Hindsight is a wonderful thing.
This time last year Andre Villas-Boas was unemployed, and his former employers Chelsea were on a run that took them to Champions League glory, admittedly at the expense of domestic form.
Tottenham, meanwhile, were in the midst of an alarming slump that started just about the time Harry Redknapp, with the support of the tabloid media, decided he was England manager elect – using that as a weighty bargaining chip in contract negotiations with his club, if you believe everything you read, which ED does not.
Fast forward 12 months and Tottenham – under the total control holistic managers like AVB require – have again thumped Inter Milan in Europe. Gareth Bale’s improvement since the last time he destroyed the Nerazzurri was reflected in the scoreline and, despite shortcomings in the striking department, Spurs look very much the real deal. Chelsea, meanwhile, have lost to Steaua Bucharest after their fans added cardboard boxes and terrible puns to their repertoire of A4 printouts and plastic flags.
Spurs were on a similar tangent to this a couple of seasons ago, but a failure to completely solve their striking conundrum coupled with managerial instability saw them stall and regress. Sound familiar Blues fans?
Daniel Levy and his advisers would do well to learn from past mistakes, which Roman Abramovich’s ego seems incapable of accommodating. Had the Russian not yielded to his footballer playmates and stood by AVB - who was employed with a long-term restructuring project in mind - Chelsea could well be in the midst of a title challenge now.

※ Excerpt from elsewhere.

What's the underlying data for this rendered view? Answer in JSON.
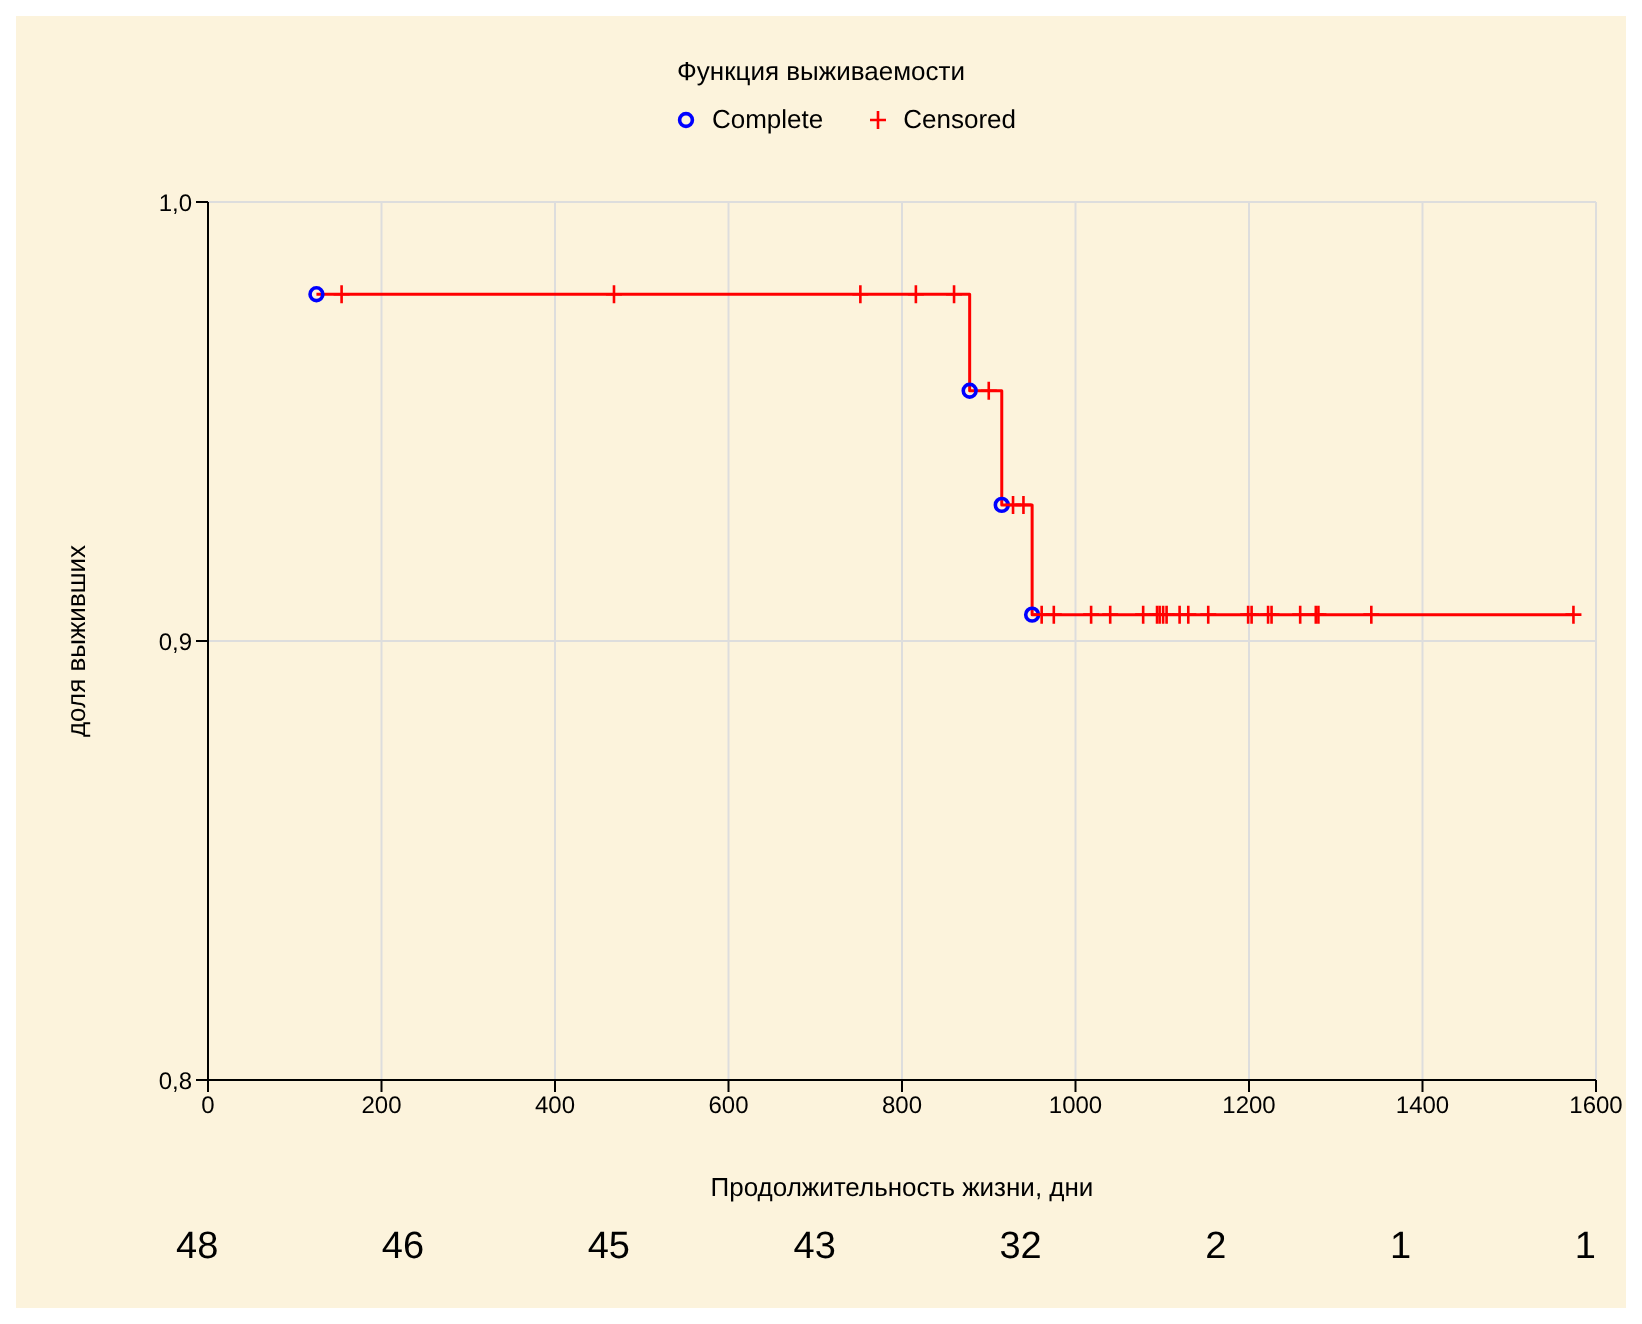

Levy is a different beast to Abramovich, a shrewd operator and a company man, less driven by ego and self-gratification than his Chelsea counterpart. He will see this as a great opportunity to establish Spurs in the top three while their London rivals eat their own hands. And in Manchester, City’s dressing room is not about to get any cooler while United – for all their efficiency – are beatable and catchable; Barcelona they are not.
There is no need for widespread change at White Hart Lane. An international striker is essential and a left-back would be useful, while AVB would not turn down a world-class playmaker. Apparently Luka Modric has itchy feet in Madrid.
It seems a bit too obvious to say it, but Spurs’ main priority is to keep Bale at the club. Not just because he is responsible for most of their goals – such players can, with the right funds, be replaced – but because the hype surrounding Bale makes his retention a PR goal £40 million cannot buy.
Keep Bale, the rest will follow. It shows Spurs are serious, will not be swayed by tempting offers, have a long-term project and the bucks to back it up. Bale is the ultimate professional – he won’t weep to Marca if a bid from Real Madrid is rejected. Hardball all the way, no compromise.
With Modric, Spurs’ hand was forced; the player had a shorter contract than Bale and a lighter kinship to the club and English football. Culturally, Spain and Italy are closer ‘fits’ for a Croatian than England. Welshman Bale enjoys London, is ideally suited to the Premier League, and as a youth rejected Manchester United because he felt he would get a first-team place at Spurs. His head is screwed on, and it is steered entirely by football.
And if Los Merengues offer Ronaldo-esque money for Bale, not even the most cold-hearted South American striker will see acceptance as a sign of weakness. Because the bidding war will start the moment Bale returns from holiday this summer.
QUOTE OF THE DAY:
"I think (the penalty) was very soft. To give a penalty in this situation, and especially when you have so many referees in their positions, it is soft. You cannot change the situation but it is very soft. If you give the penalty, why not the (red) card? Strange" - Rafael Benitez does his best to force Abramovich's hand after a defeat to Steaua Bucharest. And who wouldn't want a holiday?
ED knows full well that most of you play Football Manager, and that many will have bought temperamental Chile playmaker Jorge Valdivia in earlier editions of the computer game. Well the Palmeiras midfielder has been recalled to the Chile side after a long ban for indiscipline. His offence? Getting hammered during a training camp and turning up late and drunk for work.
It's a quiet-ish Friday by usual standards, but AC Milan's trip to Genoa will be covered in full, another opportunity for Mario Balotelli to shine. Kick off at 7.45pm.